Doğubayazıt Belediyesi ile kardeş belediye olan İnegöl Belediyesinin katkılarıyla düzenlenecek festivalde, birçok yazarın panellerle Ahmed-i Hani'yi anlatmasının yanı sıra yöresel yemek yarışması, Nuh'un Gemisi belgeseli, Ahmed-i Hani anma yürüyüşü ve futbol turnuvası düzenlenecek.
Doğubayazıt Belediye Başkanvekili de olan Doğubayazıt Kaymakamı Ulaş Akhan, AA muhabirine yaptığı açıklamada, Ahmed-i Hani'nin maneviyatının gelecek kuşaklara aktarılması amacıyla "Ahmed-i Hani Kültür, Sanat ve Turizm Festivali" düzenlediklerini söyledi.
Doğubayazıt'ın bölgenin en önemli ticari ekonomik kavşak noktası olduğunu ifade eden Akhan, "Yaklaşık 3 bin yıllık medeniyete sahip ilçemiz, tarihi ve doğal güzelliklerinin yanında aynı zamanda burada yetişmiş olan alimleriyle de bölgeye ışık saçmış bir merkez. Biz de bölgemizin en önemli manevi şahsiyetlerinden Ahmed-i Hani Hazretlerini tanıtmak için bir kültür, sanat ve turizm festivali düzenleyeceğiz." dedi.
"Ahmed-i Hani'nin yaşamı vatandaşlara anlatılacak"

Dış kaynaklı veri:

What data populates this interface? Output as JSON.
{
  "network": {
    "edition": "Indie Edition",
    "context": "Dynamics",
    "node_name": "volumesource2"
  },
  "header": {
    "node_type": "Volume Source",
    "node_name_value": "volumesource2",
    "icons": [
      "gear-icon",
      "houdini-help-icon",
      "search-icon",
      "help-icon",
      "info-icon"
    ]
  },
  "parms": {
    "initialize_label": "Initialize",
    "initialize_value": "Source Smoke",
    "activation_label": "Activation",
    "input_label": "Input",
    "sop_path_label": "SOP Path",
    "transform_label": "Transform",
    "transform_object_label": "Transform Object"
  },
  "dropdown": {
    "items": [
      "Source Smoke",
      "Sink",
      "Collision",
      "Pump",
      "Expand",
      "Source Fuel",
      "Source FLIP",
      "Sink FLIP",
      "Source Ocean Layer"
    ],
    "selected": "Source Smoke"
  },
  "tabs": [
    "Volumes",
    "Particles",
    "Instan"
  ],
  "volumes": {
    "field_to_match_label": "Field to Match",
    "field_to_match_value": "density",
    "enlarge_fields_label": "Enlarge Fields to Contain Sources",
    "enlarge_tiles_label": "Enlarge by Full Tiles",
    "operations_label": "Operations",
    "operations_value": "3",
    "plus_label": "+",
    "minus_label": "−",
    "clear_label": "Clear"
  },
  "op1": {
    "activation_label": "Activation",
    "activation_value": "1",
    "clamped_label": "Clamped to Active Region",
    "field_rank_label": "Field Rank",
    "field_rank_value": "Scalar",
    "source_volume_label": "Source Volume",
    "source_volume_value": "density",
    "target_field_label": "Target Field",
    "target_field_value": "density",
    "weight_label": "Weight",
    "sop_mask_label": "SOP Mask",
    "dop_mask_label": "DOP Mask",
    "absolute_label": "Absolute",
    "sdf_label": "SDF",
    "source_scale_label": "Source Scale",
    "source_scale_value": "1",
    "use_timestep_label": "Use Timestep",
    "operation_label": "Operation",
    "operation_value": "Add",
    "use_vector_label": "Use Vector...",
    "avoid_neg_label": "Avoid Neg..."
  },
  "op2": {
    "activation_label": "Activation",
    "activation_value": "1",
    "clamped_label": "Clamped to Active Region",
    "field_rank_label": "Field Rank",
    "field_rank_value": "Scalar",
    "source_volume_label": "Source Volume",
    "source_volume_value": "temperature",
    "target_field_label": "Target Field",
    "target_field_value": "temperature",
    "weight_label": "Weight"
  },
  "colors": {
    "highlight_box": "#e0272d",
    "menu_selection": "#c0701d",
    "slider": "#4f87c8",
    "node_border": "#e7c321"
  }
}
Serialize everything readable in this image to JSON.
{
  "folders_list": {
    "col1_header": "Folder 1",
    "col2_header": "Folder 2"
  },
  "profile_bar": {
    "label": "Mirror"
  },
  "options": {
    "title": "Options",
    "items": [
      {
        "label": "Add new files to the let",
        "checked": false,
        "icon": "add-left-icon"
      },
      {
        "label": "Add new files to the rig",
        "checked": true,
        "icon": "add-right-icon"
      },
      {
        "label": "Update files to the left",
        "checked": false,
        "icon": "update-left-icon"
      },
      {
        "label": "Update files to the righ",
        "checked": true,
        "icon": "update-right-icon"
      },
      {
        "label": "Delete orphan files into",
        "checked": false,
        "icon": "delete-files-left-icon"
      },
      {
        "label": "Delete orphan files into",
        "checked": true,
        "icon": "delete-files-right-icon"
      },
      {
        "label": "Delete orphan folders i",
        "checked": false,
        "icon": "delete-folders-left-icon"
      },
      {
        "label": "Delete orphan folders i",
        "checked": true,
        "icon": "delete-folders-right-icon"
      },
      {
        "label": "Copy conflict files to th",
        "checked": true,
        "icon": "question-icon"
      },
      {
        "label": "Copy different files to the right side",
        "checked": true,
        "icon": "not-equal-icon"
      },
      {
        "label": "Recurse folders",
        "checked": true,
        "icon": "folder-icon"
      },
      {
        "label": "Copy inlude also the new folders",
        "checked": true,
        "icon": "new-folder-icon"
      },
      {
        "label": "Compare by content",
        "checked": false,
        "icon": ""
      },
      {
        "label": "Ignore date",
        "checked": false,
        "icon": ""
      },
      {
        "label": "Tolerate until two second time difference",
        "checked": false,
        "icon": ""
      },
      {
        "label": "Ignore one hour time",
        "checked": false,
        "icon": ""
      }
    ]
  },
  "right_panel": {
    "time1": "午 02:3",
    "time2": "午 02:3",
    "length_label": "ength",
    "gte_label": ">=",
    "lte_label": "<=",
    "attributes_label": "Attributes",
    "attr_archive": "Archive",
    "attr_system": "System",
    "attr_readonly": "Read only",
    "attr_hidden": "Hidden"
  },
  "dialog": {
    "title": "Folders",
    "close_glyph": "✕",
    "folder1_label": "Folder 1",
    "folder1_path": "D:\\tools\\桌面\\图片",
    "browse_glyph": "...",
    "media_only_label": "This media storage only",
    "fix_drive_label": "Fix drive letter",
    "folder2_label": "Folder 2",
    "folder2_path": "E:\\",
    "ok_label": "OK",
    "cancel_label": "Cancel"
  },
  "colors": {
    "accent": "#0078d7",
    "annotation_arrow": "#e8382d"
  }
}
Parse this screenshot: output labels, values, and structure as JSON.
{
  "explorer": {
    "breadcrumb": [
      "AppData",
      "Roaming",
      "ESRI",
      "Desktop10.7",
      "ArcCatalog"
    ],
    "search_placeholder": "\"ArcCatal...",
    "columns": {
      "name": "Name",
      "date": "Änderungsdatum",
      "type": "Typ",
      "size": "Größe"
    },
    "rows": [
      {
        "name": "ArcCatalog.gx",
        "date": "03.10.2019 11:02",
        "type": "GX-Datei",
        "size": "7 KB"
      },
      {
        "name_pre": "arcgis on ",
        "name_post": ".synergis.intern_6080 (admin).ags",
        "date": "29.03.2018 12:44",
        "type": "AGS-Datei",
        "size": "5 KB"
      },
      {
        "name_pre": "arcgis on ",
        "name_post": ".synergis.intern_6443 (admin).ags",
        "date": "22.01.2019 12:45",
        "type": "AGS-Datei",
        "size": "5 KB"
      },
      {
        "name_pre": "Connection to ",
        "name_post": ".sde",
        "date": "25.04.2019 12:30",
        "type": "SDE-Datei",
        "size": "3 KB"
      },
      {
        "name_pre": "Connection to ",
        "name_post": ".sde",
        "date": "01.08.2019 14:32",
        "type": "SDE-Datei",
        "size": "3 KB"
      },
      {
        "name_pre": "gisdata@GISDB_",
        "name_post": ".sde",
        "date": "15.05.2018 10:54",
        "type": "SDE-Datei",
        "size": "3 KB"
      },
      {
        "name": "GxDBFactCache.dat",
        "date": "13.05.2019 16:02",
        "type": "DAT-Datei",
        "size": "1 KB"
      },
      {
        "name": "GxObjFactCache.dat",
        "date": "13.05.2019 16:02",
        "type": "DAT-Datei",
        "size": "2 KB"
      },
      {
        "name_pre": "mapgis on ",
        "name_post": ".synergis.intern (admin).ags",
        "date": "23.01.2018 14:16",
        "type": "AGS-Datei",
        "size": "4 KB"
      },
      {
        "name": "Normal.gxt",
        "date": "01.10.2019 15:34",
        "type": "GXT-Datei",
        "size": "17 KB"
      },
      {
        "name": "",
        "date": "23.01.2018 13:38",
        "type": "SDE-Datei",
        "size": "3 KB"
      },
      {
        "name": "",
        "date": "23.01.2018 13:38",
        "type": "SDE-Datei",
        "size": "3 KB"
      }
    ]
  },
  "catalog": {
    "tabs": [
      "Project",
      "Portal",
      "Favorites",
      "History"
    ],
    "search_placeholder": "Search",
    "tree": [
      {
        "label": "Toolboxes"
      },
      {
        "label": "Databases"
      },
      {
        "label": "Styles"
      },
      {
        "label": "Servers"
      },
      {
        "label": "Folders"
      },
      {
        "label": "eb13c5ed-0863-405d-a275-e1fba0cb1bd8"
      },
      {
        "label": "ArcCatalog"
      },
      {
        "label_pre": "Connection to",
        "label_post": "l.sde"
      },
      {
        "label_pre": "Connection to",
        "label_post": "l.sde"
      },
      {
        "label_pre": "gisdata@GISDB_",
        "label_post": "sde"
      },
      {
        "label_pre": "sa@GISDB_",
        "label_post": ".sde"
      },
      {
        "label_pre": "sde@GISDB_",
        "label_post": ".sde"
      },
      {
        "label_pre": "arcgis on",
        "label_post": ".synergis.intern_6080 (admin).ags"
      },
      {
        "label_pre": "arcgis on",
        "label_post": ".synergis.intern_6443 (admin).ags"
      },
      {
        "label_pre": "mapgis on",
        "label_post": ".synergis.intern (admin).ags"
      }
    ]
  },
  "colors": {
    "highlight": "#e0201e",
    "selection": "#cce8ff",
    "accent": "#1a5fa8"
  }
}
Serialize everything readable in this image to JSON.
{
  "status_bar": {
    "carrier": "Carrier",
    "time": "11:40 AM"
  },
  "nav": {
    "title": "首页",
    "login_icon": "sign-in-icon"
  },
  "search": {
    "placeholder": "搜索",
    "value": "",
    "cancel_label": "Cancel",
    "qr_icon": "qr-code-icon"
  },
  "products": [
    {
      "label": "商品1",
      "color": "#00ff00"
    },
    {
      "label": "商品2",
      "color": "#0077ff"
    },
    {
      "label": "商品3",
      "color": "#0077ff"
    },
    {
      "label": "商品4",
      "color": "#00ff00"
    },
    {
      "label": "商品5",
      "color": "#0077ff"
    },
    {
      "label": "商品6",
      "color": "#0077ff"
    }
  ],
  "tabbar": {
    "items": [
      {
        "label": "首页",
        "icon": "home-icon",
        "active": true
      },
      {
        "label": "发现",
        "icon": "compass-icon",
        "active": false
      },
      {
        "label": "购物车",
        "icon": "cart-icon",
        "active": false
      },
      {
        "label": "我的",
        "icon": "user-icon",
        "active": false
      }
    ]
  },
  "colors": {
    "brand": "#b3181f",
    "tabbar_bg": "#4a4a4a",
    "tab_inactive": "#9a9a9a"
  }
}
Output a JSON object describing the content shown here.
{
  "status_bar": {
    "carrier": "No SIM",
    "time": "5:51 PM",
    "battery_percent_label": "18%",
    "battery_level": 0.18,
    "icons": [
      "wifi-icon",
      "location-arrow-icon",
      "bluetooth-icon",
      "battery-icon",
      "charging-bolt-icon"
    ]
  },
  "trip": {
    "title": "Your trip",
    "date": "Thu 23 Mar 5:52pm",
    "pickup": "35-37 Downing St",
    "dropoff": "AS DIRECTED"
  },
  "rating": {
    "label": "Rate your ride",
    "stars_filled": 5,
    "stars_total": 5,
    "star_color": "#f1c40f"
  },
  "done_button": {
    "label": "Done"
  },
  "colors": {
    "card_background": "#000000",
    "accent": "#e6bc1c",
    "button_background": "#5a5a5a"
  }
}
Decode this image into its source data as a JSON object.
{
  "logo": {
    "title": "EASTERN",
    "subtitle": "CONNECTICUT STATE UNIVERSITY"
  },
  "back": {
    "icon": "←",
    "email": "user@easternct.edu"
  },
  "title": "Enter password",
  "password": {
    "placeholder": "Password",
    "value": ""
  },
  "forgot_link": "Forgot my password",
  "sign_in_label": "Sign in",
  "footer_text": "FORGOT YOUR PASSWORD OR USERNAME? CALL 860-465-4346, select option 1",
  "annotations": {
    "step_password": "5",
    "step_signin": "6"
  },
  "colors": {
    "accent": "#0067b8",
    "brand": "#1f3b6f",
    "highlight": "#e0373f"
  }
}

Akhan, festivalin 4-5-6 Ağustos tarihlerinde gerçekleşeceğini belirterek, şöyle konuştu:
"Festivalde öncelikle Ahmed-i Hani'nin yaşamı, ilim hayatı, fikirleri ve öğretileri buraya gelecek olan yazarlarımızca vatandaşlarımıza anlatılacak. Bu kapsamda okur, yazar buluşmaları düzenliyoruz. Yine aynı şekilde burada Nuh'un Gemisi'nin izi, Doğubayazıt ilçesi Üzengili köyünde. Nuh'un Gemisi izinin bulunması ile alakalı hazırlanan belgesel ilk defa Doğubayazıt'ta vatandaşlarımızla buluşacak. Çeşitli kültürel etkinliklerimiz olacak. Çini ve ebru sanatı ile ilçemizdeki zanaatkarların eserleri vatandaşlarımızın beğenisine sunulacak. Burada üretilmiş el sanatları vatandaşlarımız ile buluşacak."
RİSALE-İ NUR: KÜRTLERİN EDİP DÂHİLERİNDEN MOLLA AHMED HÂNİ HAZRETLERİ
1651 yılında Hakkari’nin Yüksekova ilçesine bağlı Han Köyünde doğdu. Babasının adı İlyas, dedesinin Rüstem’dir. İlk eğitimini Diyarbakır ve Bitlis’te aldı. Ardından Doğu Anadolunun muhtelif yerlerinde Arapça, belâgat ve dinî ilimler okudu. Fen ilimleriyle de ilgilendi.
Ahmed Hânî, yaşadığı bölgenin önemli merkezlerinden olan Cizre’de bulunduğu sıralarda, meşhur eseri Mem ü Zîn’i kaleme aldı. Kürtçe olarak kaleme aldığı eserlerinde, dinî konulara ağırlık verdi. Ahlâkî, sosyal ve kültürel konularla ilgili görüşlerini şiirleriyle dile getirdi.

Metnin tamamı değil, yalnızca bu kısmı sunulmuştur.